Tricia nodded. "Taylor won her heart over Jason. Up till then, it had been okay that Taylor was the better athlete and more popular, better at school . . . But after Jason's heart was broken, Taylor became the villain, and no matter how hard he tried, Jason wouldn't let go of his bitterness. He was drafted after high school and went to Vietnam. Taylor hoped he'd be different when he came back but he was worse.

"Taylor married Annie right after college, hoping Jason would be his best man, a way to mend the wound, a way to put the pain behind them and move on, but Jason refused.

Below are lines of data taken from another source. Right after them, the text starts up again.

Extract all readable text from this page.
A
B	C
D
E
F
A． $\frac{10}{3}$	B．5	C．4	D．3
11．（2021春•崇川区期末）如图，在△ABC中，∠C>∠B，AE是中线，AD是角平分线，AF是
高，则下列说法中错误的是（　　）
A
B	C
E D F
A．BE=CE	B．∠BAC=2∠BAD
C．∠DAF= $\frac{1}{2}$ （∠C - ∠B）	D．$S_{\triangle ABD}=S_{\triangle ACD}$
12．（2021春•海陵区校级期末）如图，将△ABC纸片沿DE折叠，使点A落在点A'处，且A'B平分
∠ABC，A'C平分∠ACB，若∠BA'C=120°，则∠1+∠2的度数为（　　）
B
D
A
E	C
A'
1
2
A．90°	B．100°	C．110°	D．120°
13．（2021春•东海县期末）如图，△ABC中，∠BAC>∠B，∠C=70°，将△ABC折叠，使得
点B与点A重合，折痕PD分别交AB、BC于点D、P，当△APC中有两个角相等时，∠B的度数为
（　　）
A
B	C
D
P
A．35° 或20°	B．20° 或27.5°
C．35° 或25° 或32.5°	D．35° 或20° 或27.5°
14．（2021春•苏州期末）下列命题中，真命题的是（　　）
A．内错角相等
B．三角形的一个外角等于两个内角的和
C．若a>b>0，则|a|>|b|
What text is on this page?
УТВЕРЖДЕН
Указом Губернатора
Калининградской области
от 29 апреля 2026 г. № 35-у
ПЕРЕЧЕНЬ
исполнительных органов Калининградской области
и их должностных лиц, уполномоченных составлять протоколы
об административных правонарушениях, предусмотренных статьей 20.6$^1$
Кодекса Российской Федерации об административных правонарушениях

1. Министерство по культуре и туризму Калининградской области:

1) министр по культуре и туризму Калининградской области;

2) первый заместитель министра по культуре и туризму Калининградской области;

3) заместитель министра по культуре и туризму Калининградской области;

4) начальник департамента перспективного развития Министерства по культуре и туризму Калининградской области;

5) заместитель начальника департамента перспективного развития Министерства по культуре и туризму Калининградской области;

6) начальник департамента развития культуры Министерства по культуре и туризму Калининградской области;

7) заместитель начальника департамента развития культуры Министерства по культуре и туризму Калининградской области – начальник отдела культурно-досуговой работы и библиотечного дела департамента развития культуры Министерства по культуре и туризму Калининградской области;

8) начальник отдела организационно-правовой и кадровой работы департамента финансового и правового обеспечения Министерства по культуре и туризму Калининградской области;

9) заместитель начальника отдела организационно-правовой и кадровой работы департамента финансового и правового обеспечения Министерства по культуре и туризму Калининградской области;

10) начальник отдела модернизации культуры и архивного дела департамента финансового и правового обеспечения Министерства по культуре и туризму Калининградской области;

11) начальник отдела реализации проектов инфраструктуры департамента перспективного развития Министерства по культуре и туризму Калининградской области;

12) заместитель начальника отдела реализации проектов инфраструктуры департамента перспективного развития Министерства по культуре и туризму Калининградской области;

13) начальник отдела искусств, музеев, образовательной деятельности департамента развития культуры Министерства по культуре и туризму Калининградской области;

"Two years later she died, and Jason blamed Taylor for her death. He tried to prove it in all sorts of ways, but of course it was simply a horrible accident. A month or so later, Jason vanished. Nobody heard a whisper about him till twelve years ago when he moved back fully immersed in the New Age movement and determined to see the future and create a new world. He's been looking for ways to humiliate Taylor from the moment he returned. He hasn't succeeded, but it's made Taylor bitter toward Jason."

"I can't say I blame him for that."

"Unforgiveness is like taking a daily poison tablet, expecting it to hurt the other person."

"Jessie used to say something like that." Cameron thought of Ann. Hadn't he just talked to her about forgiveness? "You're saying he needs to forgive him."

"He must. He has to."

"Do you think Jason can ever forgive Taylor?"

Tricia looked up at Cameron with storm clouds in her eyes. "I'm not talking about Jason. I'm talking about Taylor."

Cameron bent down and pulled up a few strands of grass. "Tell me about Taylor's wife, Annie. Who was she? How did she die?"

"I should let Taylor tell you that part of the story." Tricia stood and brushed the dirt off her knees. "Not that he'll tell the tale easily."

"Did her death have anything to do with—?"

"Don't you think we've talked enough for one day? I do."

No, he didn't. He wouldn't feel that way till he stood in front of the Book of Days reading its pages. But he followed her lead, thanked her for the time, and walked to his car.

Onions, Cameron thought as he drove toward Arnold Peasley's house. Ogres might be like onions, but people were too—always another layer underneath the last one.

Taylor was turning out to have more layers than most.

He had to find a way to peel back every one of them.